Crossroads. Jonathan Franzen

Crossroads. Jonathan Franzen


J’ai raté la parution de tous les livres de Jonathan Franzen : La 27e Ville (The Twenty-Seventh City, 1988), Phénomènes naturels (Strong Motion, 1992), Les Corrections (2001), Freedom (2010), Purity (2015) et Crossroads (2021)*. Il était donc largement temps de rattraper mon retard. L’occasion s’est présentée grâce à une proposition de lecture commune d’Ingannmic. Je découvre donc l’écrivain américain par l’intermédiaire de son 6ème roman. Il s’agit d’une fresque familiale, un grand roman social américain comme je les aime.  

L’essentiel de l’intrigue se déroule entre deux fêtes religieuses, soit Noël 1971 et Pâques 1972. Jonathan Franzen dissèque la psyché des cinq membres de la famille Hildebrandt à New Prospect, une banlieue cossue de Chicago (Illinois). D’une manière ou d’une autre, la vie de chacun d’entre eux est impactée par une association paroissiale pour la jeunesse appelée Crossroad. Sa grande affaire est l’organisation d’un voyage scolaire dans une réserve Navajo, à la frontière de l’Arizona et du Nouveau-Mexique, où les jeunes chrétiens favorisés devront participer à des tâches de construction pour les Indiens dont les terres ont été saccagées par l’activités industrielle des Blancs. A l’origine de ce projet, il y a Russ Hildebrandt, pasteur associé de l’Eglise de la First Reformed bien que né dans une communauté Mennonite de l’Indiana. On apprend au début du roman que Russ a été évincé de l’association à la demande de ses membres. Il en a gardé une rancœur tenace pour son ancien partenaire, Rick Ambrose, 25 ans, jugé plus progressiste (moins ringard) que lui. Ses propres enfants étaient soulagés de le voir exclu de Crossroad. 

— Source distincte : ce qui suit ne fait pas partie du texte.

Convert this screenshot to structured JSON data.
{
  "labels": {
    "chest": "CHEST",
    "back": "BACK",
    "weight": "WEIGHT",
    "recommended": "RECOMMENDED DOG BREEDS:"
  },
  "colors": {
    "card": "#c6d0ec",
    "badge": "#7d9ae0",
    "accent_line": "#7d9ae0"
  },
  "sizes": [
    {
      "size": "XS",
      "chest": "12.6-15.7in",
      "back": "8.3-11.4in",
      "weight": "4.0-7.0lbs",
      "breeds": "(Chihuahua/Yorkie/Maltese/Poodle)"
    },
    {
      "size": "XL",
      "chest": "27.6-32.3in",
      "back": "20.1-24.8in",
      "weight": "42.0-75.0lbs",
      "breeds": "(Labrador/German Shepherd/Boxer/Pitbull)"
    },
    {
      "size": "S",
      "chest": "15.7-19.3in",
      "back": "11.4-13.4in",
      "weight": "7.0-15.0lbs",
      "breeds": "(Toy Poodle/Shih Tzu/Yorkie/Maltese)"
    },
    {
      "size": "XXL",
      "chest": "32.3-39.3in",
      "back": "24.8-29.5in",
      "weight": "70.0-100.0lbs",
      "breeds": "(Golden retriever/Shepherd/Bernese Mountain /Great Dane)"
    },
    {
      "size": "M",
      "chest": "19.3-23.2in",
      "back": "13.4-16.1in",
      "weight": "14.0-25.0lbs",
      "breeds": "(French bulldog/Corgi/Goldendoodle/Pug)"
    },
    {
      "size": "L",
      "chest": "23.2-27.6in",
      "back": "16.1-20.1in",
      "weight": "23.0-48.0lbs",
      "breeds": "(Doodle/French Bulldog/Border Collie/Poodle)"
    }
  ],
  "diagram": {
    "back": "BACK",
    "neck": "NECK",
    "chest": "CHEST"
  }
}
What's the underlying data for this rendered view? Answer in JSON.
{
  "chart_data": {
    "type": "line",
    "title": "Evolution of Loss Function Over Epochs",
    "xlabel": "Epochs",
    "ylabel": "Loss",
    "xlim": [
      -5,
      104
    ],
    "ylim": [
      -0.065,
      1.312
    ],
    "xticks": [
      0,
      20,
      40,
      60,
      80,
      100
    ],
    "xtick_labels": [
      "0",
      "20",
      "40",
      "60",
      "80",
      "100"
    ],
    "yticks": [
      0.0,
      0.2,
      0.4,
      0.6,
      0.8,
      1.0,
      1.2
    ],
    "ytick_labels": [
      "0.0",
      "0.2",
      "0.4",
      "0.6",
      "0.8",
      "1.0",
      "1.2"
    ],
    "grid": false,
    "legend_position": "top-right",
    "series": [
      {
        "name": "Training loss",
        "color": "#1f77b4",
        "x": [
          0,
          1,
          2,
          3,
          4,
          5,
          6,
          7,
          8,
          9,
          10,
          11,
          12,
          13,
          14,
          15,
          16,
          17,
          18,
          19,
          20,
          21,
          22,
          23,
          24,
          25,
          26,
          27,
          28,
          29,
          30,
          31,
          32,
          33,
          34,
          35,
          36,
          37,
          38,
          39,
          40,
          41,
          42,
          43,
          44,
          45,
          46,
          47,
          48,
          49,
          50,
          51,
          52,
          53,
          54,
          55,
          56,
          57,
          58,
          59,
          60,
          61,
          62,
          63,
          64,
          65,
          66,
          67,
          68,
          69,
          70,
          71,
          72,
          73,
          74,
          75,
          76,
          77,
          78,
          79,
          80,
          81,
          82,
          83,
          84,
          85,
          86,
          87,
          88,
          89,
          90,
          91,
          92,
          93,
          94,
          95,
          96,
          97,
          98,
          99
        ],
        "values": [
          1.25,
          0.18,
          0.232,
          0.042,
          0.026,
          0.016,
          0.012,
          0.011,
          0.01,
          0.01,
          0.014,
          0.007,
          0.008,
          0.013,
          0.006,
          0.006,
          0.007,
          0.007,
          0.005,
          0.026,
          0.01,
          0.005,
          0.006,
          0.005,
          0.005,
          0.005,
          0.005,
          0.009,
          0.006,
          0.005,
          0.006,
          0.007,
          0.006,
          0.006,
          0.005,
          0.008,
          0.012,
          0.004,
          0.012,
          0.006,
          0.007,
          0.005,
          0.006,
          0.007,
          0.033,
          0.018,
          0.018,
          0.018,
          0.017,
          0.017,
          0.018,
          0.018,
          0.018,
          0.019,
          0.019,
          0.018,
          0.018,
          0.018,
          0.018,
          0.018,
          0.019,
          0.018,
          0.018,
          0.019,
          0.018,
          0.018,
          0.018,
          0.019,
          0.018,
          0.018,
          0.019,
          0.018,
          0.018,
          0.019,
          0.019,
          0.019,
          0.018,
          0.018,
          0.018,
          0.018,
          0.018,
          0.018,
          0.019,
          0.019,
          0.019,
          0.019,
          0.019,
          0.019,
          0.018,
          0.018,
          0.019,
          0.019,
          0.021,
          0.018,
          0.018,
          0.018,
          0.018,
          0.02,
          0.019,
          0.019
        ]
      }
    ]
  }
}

Clem, l’aîné de la fratrie, ne fréquente plus l’association depuis qu’il est parti à l’Université. Il a rencontré  la (trop) petite Sharon. Sa relation avec la jeune fille lui a ouvert les portes du plaisir charnel et une fenêtre sur une autre vision du monde. Ces découvertes vont le pousser à reconsidérer le privilège de son exemption de la conscription militaire et donc son engagement dans la guerre du Vietnam. Becky, sa cadette, elle la pom-pom girl de service, celle dont tout le monde veut être l’ami. Elle a rejoint Crossroad pour se rapprocher de Tanner Evans, le séduisant guitariste des Bleu Notes (accessoirement en couple avec la chanteuse du groupe musical). Les motivations qui poussent Perry, le jeune frère âgé de 15 ans, à entrer dans l’association sont un peu plus nébuleuses. Le petit génie de la famille est bourré de névroses et abuse un peu trop des psychotropes même selon ses copains fumeurs d’herbe. Cet ado égocentrique éprouve au moins une tendresse sincère pour son petit frère Judson, unique membre de la famille Hildebrandt à conserver une intégrité morale du fait de son innocence juvénile. Marion, la mère, est en pétard contre son mari. Embrasé par le démon de minuit, celui-ci s’intéresse davantage aux qualités physiques de l’une de ses paroissiennes qu’aux bienfaits matériels et spirituels qu’elle pourrait apporter à la communauté. Aussi, pendant que Russ manigance pour participer au voyage en Arizona avec la belle Frances Cottrell, Marion pète les plombs au cours d’une séance extraordinaire chez sa psychanalyste.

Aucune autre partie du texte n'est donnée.